First, an extended recap of exactly how bonkers the world has gotten in recent years:
Since 2016, the US has had a military presence on the ground in Syria. The foot in the door was the multinational campaign against the clandestinely funded transnational oil smuggling syndicate and insurrection force known as the Islamic State of Iraq and the Levant (lands east of the Mediterranean Sea). Also known as Daesh.
In the aftermath of the fall of Mosul and the defeat of Daesh in Iraq, the remaining military force retreated into Syria.
The Syrian government is run by a man named Bachar al-Assad, the dynastic heir to the regime of his father, Hafez al-Assad. It’s incontestably the case that the US is hostile to the Assad regime. It’s a proven fact that the US has been supporting- and continues to support- military efforts by anti-Syrian government forces, to overthrow the Assad regime by force.
Nonetheless, when the Daesh insurgency that had grown up within central and west Iraq extended its power into Syria, US ground bases were granted permission to put down a small footprint, as part of the anti-Daesh effort. The US had already been allied in common cause against Daesh with other forces in the region- both Iraqi military and the Iranian Republican Guard (then led by General Quassim Suleiman, later decreed a terrorist leader and assassinated by a US airstrike.) But Suleiman had (temporary) common-cause ally status at the time when US forces were first allowed a presence on the ground in Syria. The deal was brokered by Vladimir Putin. Also doing his part in the common struggle to defeat Daesh, no? No one thinks Daesh is cool, right? (Except for whoever it is that was funding the now-defunct ISIL, through whatever means.)
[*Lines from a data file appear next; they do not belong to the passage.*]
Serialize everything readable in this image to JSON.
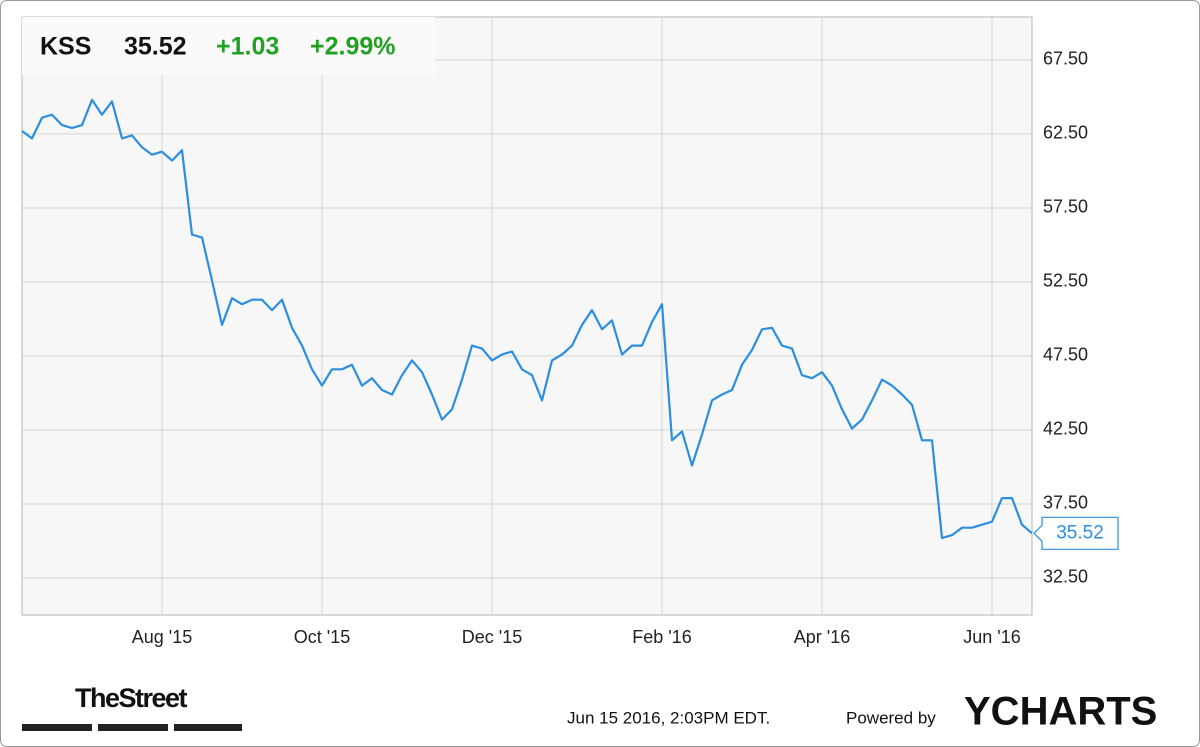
{
  "chart_data": {
    "type": "line",
    "ticker": "KSS",
    "price": 35.52,
    "change": "+1.03",
    "change_percent": "+2.99%",
    "categories": [
      null,
      null,
      null,
      null,
      null,
      null,
      null,
      null,
      null,
      null,
      null,
      null,
      null,
      null,
      "Aug '15",
      null,
      null,
      null,
      null,
      null,
      null,
      null,
      null,
      null,
      null,
      null,
      null,
      null,
      null,
      null,
      "Oct '15",
      null,
      null,
      null,
      null,
      null,
      null,
      null,
      null,
      null,
      null,
      null,
      null,
      null,
      null,
      null,
      null,
      "Dec '15",
      null,
      null,
      null,
      null,
      null,
      null,
      null,
      null,
      null,
      null,
      null,
      null,
      null,
      null,
      null,
      null,
      "Feb '16",
      null,
      null,
      null,
      null,
      null,
      null,
      null,
      null,
      null,
      null,
      null,
      null,
      null,
      null,
      null,
      "Apr '16",
      null,
      null,
      null,
      null,
      null,
      null,
      null,
      null,
      null,
      null,
      null,
      null,
      null,
      null,
      null,
      null,
      "Jun '16",
      null,
      null,
      null,
      null
    ],
    "values": [
      62.7,
      62.2,
      63.6,
      63.8,
      63.1,
      62.9,
      63.1,
      64.8,
      63.8,
      64.7,
      62.2,
      62.4,
      61.6,
      61.1,
      61.3,
      60.7,
      61.4,
      55.7,
      55.5,
      52.6,
      49.6,
      51.4,
      51.0,
      51.3,
      51.3,
      50.6,
      51.3,
      49.4,
      48.2,
      46.6,
      45.5,
      46.6,
      46.6,
      46.9,
      45.5,
      46.0,
      45.2,
      44.9,
      46.2,
      47.2,
      46.4,
      44.9,
      43.2,
      43.9,
      45.9,
      48.2,
      48.0,
      47.2,
      47.6,
      47.8,
      46.6,
      46.2,
      44.5,
      47.2,
      47.6,
      48.2,
      49.6,
      50.6,
      49.3,
      49.9,
      47.6,
      48.2,
      48.2,
      49.8,
      51.0,
      41.8,
      42.4,
      40.1,
      42.2,
      44.5,
      44.9,
      45.2,
      46.9,
      47.9,
      49.3,
      49.4,
      48.2,
      48.0,
      46.2,
      46.0,
      46.4,
      45.5,
      43.9,
      42.6,
      43.2,
      44.5,
      45.9,
      45.5,
      44.9,
      44.2,
      41.8,
      41.8,
      35.2,
      35.4,
      35.9,
      35.9,
      36.1,
      36.3,
      37.9,
      37.9,
      36.1,
      35.52
    ],
    "color": "#2b8ee0",
    "ylim": [
      30.0,
      70.4
    ],
    "yticks": [
      {
        "value": 32.5,
        "label": "32.50"
      },
      {
        "value": 37.5,
        "label": "37.50"
      },
      {
        "value": 42.5,
        "label": "42.50"
      },
      {
        "value": 47.5,
        "label": "47.50"
      },
      {
        "value": 52.5,
        "label": "52.50"
      },
      {
        "value": 57.5,
        "label": "57.50"
      },
      {
        "value": 62.5,
        "label": "62.50"
      },
      {
        "value": 67.5,
        "label": "67.50"
      }
    ],
    "grid": true,
    "timestamp": "Jun 15 2016, 2:03PM EDT.",
    "powered_by": "Powered by",
    "brand": "YCHARTS",
    "publisher": "TheStreet"
  }
}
This situation is complicated by the fact that the US ground bases in Syria weren’t allying with the Syrian Army. The territory of most of the US bases is in the eastern mountains, in areas run by Kurdish militias. Politically speaking, the Kurds of Syria play several roles in turn: for example, they’re one of the several anti-Assad opposition military insurgencies! But the Kurds also did a lot of infantry fighting to defeat Daesh in Syria, and that bought them some measure of local autonomy. Although not enough to ward off clashes with the Turkish Army on their northern border, including a substantial international refugee situation.
Additionally, let’s review: the Kurds are Sunni. The Turks are also Sunni. Daesh is nominally Sunni.
Assad is an Alawite (more akin to Shia than Sunni.) Syria itself is Alawite plurality, also more standard Shia than Sunni.
The anti-Daesh effort began in Iraq, and regular Iraqi Army units (Shia and Sunni) were assisted (a lot) by unofficial Iraqi militias that were entirely Shia. As were the Iranian Republican Guard units, also Shia.
The US joined in the war against ISIL- allied with the Iraqi Army of the regime (which the US has equipped, to the tune of billions of dollars made by the US weapons industry), later joined by the Shia Muslim militias like the Mahdi Army, and comrades-in-arms with the Shia Iranian Republican Guard in the fight against Daesh. Until, once Daesh was banished from Iraq and reduced to a vestige (at least in the Middle East), Qassim Suleiman had his use immunity lifted, evidently.
If you’ve forgotten: Daesh is (nominally) Sunni Muslim. As are the Kurds. As are the Turks.
Both the Kurds and the Turks are allies of the US. Except that some of the insurgent groups have been designated as terrorist groups by the US government.
Somehow, this situation got turned into a 3-D chess, six-sided war zone: the US ground presence in Syria originally amounted to policing the conflict between the opportunism of the Turks and the rebellious localism of the Kurds, and who knows what else local shit that we can’t know anything about. (US aerial bombing was the primary tactical effort by the US in Syria.) I’m doing my best to simplify this, as takeaways. There’s more to it.
https://www.aljazeera.com/news/2022/8/24/why-does-us-still-forces-syria-explainer
The upshot of it all is that the person who originally brokered the agreement for a US presence in Syria- Vladimir Putin- has since renounced it. US armed forces have remained there. Mostly in the Kurdish areas- but also in the southeast corner, where there are a lot of oil wells.
Allow me to be the first to ask this in an American news media source. What does Bachar al-Assad think about US military- let’s call them encampments- on the territory of Syria?
What does the leader of Syria think about US airstrikes on Syrian territory, to defend the continuing presence of the US “military presence”?
What does Assad- or a random sample of Syrians, outside of the Kurdish areas- think of the characterization of the alleged paramilitary groups operating in Syria against US forces are “Iranian-linked”, rather than “Syrian linked”?